Bog time is a liminal time. It is a place where the patterns of the Wood and the Sea are left sloshing & creaking in the canal of someone else’s ear. Bog time suspends decomposition & decay. Drinks the oxygen dry. Life beneath the bog in some ways, exists outside of time. Bodies undisturbed by Time’s agenda. Bog time exists in an otherworldly state; a world both familiar & unknown to those above it.
And yet, The Boglands, otherworldly & deceptive though they are dream to be known. They offer themselves up to us, piece by piece. Quietly gobbling at the consequences of our decadence. There are things we can learn from the bog, if we are so careful to pay attention.
Out in the fudgy heart of those lands, the ground glistens. Should you find yourself distracted, mind enchanted by the lights of the screen, wandering away from the bóithrín, you risk a knee deep meeting with the boglands. If you, like me live near the bogs or the moors, understanding the lay of the land is a necessity. Paying attention to the tones, colours & textures of the landscape, the muted cadmium ochres, heamotite reds, iodine browns & sepias, become a way to come into relationship with these places. They become a means of communicating with place. Paying attention becomes a way of discerning the nature of things. Without such attention, the moorlands & boglands become a vast sprawling landscape, without any key discernible features. They become a perfect recipe for losing oneself to the wilderness.
“To dance with the wild, we need discipline.” A friend once told me that, he goes by the name of Paul Kingsnorth. I think the bog would agree. If the bog could speak, I think she would say: Know thy kith, know thy kin. Intimately. Be disciplined in the this practice.

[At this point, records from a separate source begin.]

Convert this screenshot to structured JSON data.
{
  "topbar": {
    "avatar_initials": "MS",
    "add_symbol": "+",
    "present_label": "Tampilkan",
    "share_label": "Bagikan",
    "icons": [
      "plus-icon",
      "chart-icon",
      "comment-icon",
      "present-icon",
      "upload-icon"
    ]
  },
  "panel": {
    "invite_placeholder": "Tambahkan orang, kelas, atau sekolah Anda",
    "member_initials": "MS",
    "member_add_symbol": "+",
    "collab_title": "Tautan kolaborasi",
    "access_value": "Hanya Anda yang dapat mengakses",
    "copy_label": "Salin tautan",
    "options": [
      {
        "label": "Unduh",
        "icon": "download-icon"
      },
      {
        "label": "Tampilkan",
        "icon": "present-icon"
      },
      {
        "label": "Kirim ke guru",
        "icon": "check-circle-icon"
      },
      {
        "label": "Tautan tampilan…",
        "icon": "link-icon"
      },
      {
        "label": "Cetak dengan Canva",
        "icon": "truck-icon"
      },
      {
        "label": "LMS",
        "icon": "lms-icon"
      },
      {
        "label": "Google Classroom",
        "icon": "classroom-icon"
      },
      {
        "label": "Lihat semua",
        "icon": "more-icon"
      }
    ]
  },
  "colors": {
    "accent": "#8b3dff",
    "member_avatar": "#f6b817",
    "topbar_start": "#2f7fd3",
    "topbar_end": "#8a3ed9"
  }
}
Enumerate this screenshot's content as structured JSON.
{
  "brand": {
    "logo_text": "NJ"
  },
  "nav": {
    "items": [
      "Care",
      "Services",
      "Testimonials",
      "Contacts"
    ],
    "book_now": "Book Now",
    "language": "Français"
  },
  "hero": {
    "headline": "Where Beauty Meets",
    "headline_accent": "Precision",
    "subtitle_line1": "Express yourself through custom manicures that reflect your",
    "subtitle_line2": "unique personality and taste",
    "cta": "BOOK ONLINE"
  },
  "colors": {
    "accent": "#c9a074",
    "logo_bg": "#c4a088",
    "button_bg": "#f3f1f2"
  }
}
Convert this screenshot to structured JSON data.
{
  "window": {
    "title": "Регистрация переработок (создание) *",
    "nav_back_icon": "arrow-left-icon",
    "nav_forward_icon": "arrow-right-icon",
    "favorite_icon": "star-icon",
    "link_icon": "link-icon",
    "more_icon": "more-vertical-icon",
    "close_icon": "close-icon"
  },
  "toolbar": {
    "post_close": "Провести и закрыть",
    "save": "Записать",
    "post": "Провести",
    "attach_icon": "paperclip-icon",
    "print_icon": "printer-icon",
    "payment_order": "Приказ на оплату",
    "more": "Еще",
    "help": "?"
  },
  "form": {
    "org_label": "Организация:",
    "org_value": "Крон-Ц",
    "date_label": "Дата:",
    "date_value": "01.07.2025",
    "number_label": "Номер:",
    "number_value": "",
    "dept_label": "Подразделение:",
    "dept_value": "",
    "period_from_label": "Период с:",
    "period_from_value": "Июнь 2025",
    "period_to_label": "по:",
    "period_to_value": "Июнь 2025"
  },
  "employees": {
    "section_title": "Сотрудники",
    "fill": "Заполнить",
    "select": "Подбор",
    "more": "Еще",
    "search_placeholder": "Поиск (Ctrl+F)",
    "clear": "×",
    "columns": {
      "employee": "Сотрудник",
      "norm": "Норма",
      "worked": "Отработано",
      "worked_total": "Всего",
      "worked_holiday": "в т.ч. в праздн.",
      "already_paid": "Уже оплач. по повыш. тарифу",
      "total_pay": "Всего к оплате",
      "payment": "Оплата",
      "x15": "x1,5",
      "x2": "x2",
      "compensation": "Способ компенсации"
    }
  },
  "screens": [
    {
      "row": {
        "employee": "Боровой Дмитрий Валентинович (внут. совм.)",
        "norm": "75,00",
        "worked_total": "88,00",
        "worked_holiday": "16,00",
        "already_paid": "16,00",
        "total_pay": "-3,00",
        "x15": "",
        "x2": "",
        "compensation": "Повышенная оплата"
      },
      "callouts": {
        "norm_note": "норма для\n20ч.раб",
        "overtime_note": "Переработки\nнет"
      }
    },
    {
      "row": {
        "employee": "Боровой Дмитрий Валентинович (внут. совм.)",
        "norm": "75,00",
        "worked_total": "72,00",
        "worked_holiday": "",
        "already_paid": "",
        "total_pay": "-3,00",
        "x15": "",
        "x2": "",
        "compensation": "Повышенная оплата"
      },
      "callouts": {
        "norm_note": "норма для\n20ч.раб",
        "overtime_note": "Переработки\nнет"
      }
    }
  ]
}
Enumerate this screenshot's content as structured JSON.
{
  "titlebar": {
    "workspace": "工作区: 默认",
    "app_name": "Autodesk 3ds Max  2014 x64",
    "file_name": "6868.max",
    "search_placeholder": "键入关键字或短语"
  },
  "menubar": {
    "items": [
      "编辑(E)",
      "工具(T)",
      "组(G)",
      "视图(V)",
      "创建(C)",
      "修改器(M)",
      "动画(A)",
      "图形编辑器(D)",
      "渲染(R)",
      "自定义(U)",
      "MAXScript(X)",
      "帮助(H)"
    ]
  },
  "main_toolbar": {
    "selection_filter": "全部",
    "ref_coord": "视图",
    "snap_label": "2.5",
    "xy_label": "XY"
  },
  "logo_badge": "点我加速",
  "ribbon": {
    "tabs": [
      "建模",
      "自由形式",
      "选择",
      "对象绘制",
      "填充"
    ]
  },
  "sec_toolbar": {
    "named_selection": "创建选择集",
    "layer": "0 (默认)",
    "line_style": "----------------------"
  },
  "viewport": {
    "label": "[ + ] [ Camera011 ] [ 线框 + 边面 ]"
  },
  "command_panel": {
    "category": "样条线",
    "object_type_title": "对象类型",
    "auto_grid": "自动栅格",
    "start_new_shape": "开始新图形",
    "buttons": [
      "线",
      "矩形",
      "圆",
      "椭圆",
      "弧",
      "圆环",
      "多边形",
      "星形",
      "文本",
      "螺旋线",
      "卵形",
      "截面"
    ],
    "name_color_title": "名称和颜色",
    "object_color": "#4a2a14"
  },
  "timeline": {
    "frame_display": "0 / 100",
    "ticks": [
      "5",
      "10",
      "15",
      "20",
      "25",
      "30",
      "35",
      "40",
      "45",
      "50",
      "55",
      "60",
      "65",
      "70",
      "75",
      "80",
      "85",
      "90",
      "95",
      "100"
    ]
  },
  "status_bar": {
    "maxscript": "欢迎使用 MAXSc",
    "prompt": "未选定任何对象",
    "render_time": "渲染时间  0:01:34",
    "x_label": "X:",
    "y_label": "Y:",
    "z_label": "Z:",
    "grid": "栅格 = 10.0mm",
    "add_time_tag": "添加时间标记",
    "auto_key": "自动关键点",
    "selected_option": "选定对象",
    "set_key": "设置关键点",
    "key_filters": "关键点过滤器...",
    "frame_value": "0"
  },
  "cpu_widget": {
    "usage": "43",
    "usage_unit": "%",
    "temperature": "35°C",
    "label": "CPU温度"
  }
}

Since the age of 15, I have been preoccupied with community. Specifically communities that are poor and marginalised. I’ve volunteered & worked with women escaping violence, refugees, food banks, the homeless, addicts. I’ve lived in & worked in & helped found housing cooperatives, multistakeholder coops & workers coops. What I’ve learnt from 16 years working with community is that the places we share with one another are vital. They are precious. What I’ve witnessed in so many of the communities I’ve lived in & worked in is this: community can be the difference between a person choosing to live or choosing to die. Connection is what makes life more manageable. It’s as simple as that.